A stable where champions are groomed
Last updated 1/28/2005 at Noon
It’s not exactly ‘home on the range’ and the horses don’t have names like Buttercup and Ginger, but tucked away in the hills where Bonsall meets Oceanside is a place where both horse and rider strive to become champions. At Liz Bolton Stables, horses with names like ‘Ruler of the Roost’ or ‘Ninth Edition’ are groomed for a life of championship. Recently, both horses took home honors. ‘Ruler of the Roost,’ ridden by Suzanne Federico in Del Mar’s Snowball Show, took home the ‘Grand Champion’ honors and was also chosen ‘Three-gaited Country Pleasure Champion.’ ‘Ninth Edition,’ ridden by Carolyn Hohenberger, took home the ‘Show Pleasure Novice Rider Championship’ and ‘Reserve Grand Champion Open Pleasure’ in the same show.
Liz Bolton Stables is a place where clients learn the finer points of riding a stately horse called the American Saddlebred. Formerly situated in Rancho Santa Fe, Liz’s training center recently relocated to North County. The facility offers twenty acres, which includes an outdoor arena, indoor riding area and thirty-eight stalls. Developed in 1985 by Robert and Jackie Tanner, the couple hired contractors from Kentucky in an effort to emulate the typical Southern-style stalls. The stalls are fashioned from oak, which gives them an ‘Old Kentucky’ flavor.
The center not only trains horses but also prepares students for competition. Some students begin as early as four years old. “I like teaching the children and making their dreams come true,” said Lindsay Allen, one of Liz Bolton’s trainers who lends her expertise to the stables.
Lindsay has been around horses all her life and was raised in the Cheshire farmlands of northern England.
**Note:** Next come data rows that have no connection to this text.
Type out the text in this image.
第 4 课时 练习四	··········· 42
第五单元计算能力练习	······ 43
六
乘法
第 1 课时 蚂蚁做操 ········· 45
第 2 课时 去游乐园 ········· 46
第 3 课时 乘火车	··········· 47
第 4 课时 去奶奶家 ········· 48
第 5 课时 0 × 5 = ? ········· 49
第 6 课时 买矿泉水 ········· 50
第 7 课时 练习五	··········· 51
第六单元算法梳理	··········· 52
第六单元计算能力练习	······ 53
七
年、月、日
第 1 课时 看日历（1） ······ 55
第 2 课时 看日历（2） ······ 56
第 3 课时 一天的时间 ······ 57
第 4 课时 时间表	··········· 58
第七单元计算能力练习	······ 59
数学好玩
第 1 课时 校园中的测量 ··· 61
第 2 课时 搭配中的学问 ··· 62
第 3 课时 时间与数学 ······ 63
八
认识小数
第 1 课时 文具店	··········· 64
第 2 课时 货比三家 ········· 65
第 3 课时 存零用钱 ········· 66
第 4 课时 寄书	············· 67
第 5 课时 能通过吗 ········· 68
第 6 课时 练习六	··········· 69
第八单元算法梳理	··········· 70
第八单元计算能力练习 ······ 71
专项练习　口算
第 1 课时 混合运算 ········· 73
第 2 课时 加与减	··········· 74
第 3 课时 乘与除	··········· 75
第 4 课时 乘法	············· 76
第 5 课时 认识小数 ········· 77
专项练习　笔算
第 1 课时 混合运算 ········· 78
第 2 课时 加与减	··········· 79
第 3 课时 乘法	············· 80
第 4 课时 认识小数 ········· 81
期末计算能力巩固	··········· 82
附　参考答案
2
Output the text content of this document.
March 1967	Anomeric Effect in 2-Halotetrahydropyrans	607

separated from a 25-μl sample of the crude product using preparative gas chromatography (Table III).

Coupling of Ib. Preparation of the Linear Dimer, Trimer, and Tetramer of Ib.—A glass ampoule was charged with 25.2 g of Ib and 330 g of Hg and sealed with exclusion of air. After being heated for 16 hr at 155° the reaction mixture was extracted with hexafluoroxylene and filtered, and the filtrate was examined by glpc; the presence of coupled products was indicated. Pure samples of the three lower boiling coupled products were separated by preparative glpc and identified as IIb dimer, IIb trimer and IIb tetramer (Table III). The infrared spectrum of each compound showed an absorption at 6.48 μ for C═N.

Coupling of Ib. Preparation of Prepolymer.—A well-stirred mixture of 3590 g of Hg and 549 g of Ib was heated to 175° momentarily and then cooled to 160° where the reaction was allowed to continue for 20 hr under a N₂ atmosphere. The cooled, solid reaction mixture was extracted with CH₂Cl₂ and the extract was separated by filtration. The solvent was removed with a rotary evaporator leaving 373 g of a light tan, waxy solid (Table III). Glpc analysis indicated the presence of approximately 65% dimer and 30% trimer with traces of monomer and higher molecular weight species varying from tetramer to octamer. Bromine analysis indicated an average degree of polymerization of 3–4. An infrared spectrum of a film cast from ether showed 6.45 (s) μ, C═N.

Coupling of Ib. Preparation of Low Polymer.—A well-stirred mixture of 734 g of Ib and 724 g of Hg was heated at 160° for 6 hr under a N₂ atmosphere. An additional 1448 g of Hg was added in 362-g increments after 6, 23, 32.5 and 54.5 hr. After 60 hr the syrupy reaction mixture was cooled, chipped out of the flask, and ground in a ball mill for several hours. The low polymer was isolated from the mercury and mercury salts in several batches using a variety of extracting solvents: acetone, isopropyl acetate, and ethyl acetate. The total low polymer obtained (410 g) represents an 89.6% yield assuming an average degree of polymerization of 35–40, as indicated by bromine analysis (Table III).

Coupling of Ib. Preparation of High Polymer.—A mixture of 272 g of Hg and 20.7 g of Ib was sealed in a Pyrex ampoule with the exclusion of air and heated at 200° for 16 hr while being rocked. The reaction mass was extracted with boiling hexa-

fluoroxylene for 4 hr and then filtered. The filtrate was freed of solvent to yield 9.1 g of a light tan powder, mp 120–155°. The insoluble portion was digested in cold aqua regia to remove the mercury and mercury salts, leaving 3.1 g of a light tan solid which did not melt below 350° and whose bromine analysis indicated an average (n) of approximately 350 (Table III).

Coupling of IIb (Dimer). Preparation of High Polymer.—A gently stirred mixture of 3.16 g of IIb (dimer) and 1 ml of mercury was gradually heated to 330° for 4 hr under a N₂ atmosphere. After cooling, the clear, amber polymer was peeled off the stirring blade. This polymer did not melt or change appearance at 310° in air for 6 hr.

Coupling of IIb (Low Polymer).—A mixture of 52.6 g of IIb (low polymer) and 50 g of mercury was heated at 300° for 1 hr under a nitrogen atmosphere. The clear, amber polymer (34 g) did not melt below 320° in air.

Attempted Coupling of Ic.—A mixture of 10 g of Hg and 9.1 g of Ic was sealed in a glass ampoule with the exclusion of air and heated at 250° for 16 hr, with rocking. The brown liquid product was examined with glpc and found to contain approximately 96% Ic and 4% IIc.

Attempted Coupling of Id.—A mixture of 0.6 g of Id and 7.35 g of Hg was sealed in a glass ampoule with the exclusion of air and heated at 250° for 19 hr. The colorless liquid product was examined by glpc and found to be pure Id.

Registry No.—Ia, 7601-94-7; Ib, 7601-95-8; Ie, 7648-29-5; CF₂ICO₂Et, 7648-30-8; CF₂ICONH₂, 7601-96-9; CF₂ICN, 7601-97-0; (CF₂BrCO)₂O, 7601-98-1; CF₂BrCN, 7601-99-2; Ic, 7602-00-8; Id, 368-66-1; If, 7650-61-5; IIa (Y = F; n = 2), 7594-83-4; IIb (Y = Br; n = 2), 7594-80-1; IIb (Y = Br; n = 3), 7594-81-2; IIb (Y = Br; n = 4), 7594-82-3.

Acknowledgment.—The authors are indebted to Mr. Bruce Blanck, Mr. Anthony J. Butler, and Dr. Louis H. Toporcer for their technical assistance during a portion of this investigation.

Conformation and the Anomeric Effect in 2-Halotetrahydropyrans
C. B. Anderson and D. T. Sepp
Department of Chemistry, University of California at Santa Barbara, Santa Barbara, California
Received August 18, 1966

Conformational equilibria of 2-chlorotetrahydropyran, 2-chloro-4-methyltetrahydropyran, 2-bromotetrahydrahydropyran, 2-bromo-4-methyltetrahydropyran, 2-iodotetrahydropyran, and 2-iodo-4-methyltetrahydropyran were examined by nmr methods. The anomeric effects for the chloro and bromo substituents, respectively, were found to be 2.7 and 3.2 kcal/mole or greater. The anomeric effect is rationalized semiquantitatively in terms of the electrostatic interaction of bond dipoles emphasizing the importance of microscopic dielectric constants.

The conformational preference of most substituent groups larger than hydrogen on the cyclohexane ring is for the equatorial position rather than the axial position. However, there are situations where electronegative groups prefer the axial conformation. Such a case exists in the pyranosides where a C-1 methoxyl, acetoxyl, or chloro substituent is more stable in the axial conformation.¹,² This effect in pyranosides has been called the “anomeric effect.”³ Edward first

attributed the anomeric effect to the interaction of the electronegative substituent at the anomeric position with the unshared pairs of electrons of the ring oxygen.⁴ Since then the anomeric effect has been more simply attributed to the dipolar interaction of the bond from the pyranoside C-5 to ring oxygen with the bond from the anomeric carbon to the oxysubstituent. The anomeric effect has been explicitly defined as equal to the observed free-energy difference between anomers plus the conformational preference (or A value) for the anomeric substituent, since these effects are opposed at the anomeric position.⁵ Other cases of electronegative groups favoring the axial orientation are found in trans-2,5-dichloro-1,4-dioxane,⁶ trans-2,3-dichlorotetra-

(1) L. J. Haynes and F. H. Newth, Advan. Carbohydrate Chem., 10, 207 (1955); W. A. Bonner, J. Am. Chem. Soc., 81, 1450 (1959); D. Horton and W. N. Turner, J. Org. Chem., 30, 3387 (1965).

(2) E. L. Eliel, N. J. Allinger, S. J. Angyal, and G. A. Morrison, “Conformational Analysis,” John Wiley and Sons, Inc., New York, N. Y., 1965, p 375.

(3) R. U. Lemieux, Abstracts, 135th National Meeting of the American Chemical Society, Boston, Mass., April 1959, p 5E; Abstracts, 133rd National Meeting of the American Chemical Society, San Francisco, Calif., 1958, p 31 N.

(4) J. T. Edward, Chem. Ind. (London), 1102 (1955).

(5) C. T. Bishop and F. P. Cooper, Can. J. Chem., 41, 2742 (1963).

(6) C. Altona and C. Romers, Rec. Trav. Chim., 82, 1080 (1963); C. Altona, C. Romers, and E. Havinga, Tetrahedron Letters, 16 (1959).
After her arrival in the United States in 1986 she worked as a trainer and riding instructor for such establishments as Holidays on Horseback and Rancho Del Mar before accepting a position at Liz Bolton Stables. She has taken horses to the World Champion Horse Show in Louisville, Kentucky.
Born to be champions, the American Saddlebred horse became popular in the early to mid-19th century, especially among Southern plantation owners. During the Civil War, both General Ulysses S. Grant and General Robert E. Lee rode American Saddlebreds.
This high-stepping, high-motion horse is overflowing with grace and energy. “They call them the peacocks of the show ring,” said Lindsay. The horses compete ‘on the rail’ in order to demonstrate the various gaits. The American Saddlebred is trained to perform five gaits, which include the walk, trot, canter, slow gait, and rack. “The brilliance of the movement is exciting,” Lindsay commented.
Readying the horse for show is an exercise in perfection and the groomers pay particular attention to the mane and tail. The mane and tail of an American Saddlebred are usually naturally flowing; however, in some competitions the mane is roached (shaved) in order to fully appreciate the lines of the neck. The tails are grown as long as possible and flow to the ground in competition but are usually wrapped when the horse is not in the show ring. “It takes a long time to get a horse ready to show,” explained Lindsay. “The ‘turnout’ of the horse is important and we are not really happy until we’ve tried everything.”
Lindsay Allen is obviously zealous in regards to the American Saddlebreds. “We want to encourage the public to experience the breed,” she said. “Once you’ve ridden a Saddlebred you won’t want to ride anything else!”